The president of the Kain & Scott law firm in St. Cloud, Minnesota, allegedly terminated employees he deemed "racist."
Their offense? Posting on social media in support of law enforcement and former President Donald Trump.
According to the Minneapolis Star Tribune, Wesley Scott, enraged by the Jan. 6 Capitol incursion, "sent an e-mail in April to all the firm's lawyers, saying that the 'traitors on Jan. 6' should have been shot."
Scott then branded two of the law firm's employees as racists, citing their pro-Trump and pro-police social media posts. He demanded that the firm's operations manager fire them.
Her refusal to comply led Scott to terminate her as well.
Scott then took it a step further, firing an additional employee and threatening to fire another, the Tribune reported.
Scott's partners -- William Kain, Margaret Henehan and Kelsey Quarberg -- confronted him, noting that firing employees for their political beliefs violates Minnesota state law.
Scott then called the police to remove Quarberg, who he alleged was "trespassing and physically threatening him," according to the Tribue.
He also changed the office locks and cut off his former partners' phones and email accounts, the outlet added.
Scott now faces a wrongful termination lawsuit.
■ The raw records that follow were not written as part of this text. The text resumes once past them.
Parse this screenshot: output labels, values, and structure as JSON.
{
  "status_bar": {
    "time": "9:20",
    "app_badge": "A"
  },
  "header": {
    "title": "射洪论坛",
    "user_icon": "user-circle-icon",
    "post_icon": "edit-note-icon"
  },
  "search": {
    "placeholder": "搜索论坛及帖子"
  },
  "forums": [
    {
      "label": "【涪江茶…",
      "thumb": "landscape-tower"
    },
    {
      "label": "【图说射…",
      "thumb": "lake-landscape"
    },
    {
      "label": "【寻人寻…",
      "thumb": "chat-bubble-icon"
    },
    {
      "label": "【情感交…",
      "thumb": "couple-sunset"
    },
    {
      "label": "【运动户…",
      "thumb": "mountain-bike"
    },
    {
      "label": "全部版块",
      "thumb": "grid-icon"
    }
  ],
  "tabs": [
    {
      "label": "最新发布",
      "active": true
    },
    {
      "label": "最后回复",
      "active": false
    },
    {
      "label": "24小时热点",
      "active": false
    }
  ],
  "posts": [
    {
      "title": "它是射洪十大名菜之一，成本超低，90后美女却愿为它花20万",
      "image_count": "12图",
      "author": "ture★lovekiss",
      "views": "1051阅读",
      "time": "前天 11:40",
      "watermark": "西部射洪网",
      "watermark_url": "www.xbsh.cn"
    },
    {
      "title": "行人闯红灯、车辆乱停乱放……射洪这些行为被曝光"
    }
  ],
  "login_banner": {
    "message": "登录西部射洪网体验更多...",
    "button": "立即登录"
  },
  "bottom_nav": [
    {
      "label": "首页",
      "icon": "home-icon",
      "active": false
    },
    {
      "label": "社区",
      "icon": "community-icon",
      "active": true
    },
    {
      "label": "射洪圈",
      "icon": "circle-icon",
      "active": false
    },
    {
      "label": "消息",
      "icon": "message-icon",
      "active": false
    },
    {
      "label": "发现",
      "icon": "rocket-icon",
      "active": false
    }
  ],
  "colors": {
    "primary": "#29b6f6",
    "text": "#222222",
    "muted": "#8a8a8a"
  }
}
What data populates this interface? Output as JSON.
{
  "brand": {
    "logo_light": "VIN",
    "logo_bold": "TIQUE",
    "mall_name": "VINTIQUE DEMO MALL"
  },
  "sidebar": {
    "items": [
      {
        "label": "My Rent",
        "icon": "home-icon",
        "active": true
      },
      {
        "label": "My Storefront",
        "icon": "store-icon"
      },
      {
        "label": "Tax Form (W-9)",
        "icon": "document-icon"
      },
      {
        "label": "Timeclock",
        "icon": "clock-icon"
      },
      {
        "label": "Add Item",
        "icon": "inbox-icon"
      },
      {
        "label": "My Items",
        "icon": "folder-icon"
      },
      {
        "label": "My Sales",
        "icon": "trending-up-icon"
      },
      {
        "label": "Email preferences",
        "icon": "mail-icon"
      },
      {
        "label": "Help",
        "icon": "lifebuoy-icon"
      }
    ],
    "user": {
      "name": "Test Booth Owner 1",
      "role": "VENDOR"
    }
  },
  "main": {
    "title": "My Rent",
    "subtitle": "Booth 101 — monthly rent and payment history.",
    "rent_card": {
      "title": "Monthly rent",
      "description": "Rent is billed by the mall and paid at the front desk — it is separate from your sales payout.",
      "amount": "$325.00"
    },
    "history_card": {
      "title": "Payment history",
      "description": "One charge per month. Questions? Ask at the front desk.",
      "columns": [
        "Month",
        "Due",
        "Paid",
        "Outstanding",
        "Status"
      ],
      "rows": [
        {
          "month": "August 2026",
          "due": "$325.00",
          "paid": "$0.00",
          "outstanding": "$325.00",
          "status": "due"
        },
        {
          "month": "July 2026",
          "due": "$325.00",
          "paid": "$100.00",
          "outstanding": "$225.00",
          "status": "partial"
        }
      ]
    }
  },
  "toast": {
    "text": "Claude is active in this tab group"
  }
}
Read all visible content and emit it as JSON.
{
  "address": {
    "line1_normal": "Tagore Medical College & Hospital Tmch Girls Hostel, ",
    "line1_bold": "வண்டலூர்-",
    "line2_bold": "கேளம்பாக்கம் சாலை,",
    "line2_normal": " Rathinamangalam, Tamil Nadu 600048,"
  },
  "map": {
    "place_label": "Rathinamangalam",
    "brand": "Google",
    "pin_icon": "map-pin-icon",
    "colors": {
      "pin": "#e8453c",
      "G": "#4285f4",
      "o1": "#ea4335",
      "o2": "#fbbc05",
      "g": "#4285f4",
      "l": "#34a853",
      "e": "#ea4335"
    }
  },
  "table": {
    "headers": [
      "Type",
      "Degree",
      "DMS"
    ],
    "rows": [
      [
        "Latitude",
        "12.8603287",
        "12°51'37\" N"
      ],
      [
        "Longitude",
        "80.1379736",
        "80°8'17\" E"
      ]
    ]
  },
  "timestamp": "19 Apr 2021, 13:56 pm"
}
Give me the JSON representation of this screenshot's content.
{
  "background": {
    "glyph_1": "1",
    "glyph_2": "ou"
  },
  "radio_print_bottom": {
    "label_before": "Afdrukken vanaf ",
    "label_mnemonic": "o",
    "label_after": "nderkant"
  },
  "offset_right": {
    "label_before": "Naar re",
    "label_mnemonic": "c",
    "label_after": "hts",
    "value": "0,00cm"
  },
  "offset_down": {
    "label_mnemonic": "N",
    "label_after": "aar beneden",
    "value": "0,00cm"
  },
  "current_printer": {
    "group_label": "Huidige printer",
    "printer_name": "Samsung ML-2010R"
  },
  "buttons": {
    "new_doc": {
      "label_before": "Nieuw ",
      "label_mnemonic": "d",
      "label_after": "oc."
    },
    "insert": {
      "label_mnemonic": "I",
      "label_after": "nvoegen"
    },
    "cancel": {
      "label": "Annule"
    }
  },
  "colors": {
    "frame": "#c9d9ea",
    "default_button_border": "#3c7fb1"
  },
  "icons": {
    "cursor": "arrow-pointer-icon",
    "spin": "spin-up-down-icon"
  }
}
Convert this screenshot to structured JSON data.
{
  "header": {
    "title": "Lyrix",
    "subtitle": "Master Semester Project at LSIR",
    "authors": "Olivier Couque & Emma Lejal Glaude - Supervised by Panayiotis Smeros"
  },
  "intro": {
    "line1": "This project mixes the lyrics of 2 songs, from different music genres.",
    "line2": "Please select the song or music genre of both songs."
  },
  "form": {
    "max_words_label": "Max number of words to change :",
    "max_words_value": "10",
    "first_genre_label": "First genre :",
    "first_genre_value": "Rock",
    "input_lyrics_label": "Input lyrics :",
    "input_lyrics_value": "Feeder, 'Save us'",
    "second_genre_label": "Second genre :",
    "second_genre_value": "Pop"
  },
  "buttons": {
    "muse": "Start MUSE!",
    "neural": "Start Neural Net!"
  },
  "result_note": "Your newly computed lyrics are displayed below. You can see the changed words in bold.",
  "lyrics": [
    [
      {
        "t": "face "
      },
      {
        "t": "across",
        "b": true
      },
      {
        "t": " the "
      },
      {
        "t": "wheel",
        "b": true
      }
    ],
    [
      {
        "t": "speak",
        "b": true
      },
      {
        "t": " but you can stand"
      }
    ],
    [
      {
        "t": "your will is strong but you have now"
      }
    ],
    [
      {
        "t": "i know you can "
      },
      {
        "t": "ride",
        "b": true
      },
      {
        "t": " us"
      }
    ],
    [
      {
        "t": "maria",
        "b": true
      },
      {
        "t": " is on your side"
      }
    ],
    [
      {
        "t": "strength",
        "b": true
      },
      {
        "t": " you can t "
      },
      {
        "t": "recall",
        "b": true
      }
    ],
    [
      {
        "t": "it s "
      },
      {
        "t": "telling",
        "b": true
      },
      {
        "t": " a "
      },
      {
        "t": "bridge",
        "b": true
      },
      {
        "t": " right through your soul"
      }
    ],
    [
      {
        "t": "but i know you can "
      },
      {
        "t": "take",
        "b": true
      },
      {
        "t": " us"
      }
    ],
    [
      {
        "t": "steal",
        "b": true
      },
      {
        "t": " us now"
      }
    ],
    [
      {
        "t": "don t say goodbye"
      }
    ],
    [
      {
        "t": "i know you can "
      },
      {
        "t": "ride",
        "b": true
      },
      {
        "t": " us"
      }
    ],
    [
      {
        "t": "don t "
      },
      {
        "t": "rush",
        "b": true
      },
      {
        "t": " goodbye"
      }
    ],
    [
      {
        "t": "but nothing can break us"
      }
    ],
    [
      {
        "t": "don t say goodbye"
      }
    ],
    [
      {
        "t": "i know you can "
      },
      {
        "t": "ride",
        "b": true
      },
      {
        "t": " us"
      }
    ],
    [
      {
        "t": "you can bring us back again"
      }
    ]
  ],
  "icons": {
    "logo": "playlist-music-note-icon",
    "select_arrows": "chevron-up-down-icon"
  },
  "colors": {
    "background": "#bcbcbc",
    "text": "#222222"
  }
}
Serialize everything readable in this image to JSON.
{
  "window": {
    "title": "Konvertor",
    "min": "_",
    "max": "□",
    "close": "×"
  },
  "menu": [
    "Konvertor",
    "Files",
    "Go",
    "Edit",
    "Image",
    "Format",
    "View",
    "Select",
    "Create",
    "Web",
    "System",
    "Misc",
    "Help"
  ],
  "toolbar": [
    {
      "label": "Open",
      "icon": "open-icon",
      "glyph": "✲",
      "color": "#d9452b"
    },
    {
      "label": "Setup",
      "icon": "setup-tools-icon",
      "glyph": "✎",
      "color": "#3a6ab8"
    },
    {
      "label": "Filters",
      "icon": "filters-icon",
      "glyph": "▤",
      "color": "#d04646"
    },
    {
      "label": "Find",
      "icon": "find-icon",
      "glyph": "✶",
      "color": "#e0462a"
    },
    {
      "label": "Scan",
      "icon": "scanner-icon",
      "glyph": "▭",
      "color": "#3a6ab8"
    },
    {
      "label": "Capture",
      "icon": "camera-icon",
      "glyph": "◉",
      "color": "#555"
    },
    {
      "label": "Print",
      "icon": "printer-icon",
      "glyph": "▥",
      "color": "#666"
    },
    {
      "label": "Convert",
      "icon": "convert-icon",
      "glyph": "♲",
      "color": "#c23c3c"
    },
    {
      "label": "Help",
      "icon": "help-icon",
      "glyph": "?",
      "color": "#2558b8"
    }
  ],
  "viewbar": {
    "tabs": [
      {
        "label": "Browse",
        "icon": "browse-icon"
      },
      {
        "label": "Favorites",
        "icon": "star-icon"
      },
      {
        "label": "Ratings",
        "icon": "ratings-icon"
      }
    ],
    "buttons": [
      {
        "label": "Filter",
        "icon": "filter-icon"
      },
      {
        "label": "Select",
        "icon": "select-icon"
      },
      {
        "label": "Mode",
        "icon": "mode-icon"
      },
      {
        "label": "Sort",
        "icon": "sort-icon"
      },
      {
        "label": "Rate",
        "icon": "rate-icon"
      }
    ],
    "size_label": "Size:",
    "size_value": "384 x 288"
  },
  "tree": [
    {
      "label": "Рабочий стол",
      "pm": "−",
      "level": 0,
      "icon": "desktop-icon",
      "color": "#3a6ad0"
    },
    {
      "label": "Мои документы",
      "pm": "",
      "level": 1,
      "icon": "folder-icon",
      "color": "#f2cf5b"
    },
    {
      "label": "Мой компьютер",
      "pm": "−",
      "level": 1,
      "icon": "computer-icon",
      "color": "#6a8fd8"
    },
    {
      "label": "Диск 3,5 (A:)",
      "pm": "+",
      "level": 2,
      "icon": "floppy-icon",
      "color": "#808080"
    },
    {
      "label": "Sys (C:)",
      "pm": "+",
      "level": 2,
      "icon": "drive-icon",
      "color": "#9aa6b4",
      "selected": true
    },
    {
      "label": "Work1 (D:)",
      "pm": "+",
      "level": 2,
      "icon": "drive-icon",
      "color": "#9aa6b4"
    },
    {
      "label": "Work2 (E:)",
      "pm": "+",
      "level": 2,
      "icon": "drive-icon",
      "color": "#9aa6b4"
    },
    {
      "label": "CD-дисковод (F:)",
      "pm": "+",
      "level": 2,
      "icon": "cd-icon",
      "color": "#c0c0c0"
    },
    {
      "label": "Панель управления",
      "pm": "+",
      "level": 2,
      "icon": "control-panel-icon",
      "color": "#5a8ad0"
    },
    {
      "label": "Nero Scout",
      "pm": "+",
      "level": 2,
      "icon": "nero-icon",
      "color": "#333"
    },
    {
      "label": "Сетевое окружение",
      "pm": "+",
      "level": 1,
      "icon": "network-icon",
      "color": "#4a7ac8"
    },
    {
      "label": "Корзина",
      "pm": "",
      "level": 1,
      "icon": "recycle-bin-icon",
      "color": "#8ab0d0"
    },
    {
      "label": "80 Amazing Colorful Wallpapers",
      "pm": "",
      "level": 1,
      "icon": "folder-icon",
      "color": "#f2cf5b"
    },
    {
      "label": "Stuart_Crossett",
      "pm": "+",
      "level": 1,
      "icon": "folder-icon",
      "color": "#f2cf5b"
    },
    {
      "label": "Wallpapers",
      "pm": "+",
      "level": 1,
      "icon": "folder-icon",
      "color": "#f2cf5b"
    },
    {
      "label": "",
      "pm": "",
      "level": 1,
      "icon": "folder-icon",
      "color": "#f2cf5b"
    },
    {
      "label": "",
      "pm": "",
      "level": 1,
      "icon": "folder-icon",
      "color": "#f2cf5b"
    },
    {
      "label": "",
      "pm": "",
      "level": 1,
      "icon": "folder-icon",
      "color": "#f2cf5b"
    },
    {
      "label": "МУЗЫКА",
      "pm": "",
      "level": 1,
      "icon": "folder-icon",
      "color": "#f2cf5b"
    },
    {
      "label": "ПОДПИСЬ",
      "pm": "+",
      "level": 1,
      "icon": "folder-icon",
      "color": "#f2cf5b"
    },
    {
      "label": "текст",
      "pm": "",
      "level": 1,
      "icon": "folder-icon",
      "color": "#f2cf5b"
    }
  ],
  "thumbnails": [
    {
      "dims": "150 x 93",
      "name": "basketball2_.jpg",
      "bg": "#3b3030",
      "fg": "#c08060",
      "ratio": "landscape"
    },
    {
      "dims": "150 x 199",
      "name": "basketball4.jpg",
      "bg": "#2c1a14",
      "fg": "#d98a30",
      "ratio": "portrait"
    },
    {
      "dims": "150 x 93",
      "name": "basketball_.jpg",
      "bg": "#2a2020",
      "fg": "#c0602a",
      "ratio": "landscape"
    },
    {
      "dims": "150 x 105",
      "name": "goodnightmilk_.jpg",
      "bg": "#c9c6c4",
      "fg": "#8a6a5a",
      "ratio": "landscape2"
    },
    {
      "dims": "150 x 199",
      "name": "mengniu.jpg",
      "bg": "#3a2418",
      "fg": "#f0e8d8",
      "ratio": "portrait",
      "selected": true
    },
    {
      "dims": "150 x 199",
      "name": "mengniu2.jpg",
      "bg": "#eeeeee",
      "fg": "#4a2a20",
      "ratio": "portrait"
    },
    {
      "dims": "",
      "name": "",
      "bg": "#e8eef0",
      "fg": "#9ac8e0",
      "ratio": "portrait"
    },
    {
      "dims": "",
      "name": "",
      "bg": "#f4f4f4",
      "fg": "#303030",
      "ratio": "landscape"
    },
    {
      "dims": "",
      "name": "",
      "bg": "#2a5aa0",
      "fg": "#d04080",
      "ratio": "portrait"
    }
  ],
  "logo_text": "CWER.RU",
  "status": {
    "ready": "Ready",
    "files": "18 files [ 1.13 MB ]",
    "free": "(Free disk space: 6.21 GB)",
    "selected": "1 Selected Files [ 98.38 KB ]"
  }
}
His former partners claim he accused them of plotting a "coup" against him.
"We have three employees … who are way over the top violating everything that is dear to us and I won't let it happen," Scott reportedly said to staffers during a meeting.
He maintained that the three partners were terminated for insubordination.
Unfortunately, this isn't the first time employees have allegedly been fired for their conservative political beliefs.
In December, a Pennsylvania principal accused her former employer of firing her for sharing conservative memes on Facebook, Fox News reported.
In 2019, the New York Post reported that a Google engineer claimed he was fired from the Big Tech company for being a conservative.
What these employees faced has become a startling reality for conservatives in the workforce.
The intolerance of the "tolerant" left is astoundingly ironic.
Privately held beliefs are no grounds for termination, just as conservative values -- including support for law enforcement and the former president -- are in no way synonymous with racism.
If any conviction can be construed as hatred or bigotry, who knows where this slippery slope might lead?
In this age of war against our First Amendment rights -- an attack now so intense that private and professional life can no longer be considered separately -- the prejudice against conservatives steadily grows. Just look at the plight of conservatives in academia.
This isn't the goal of a free society.
It's the same narrow-minded intolerance leftists credit to the right.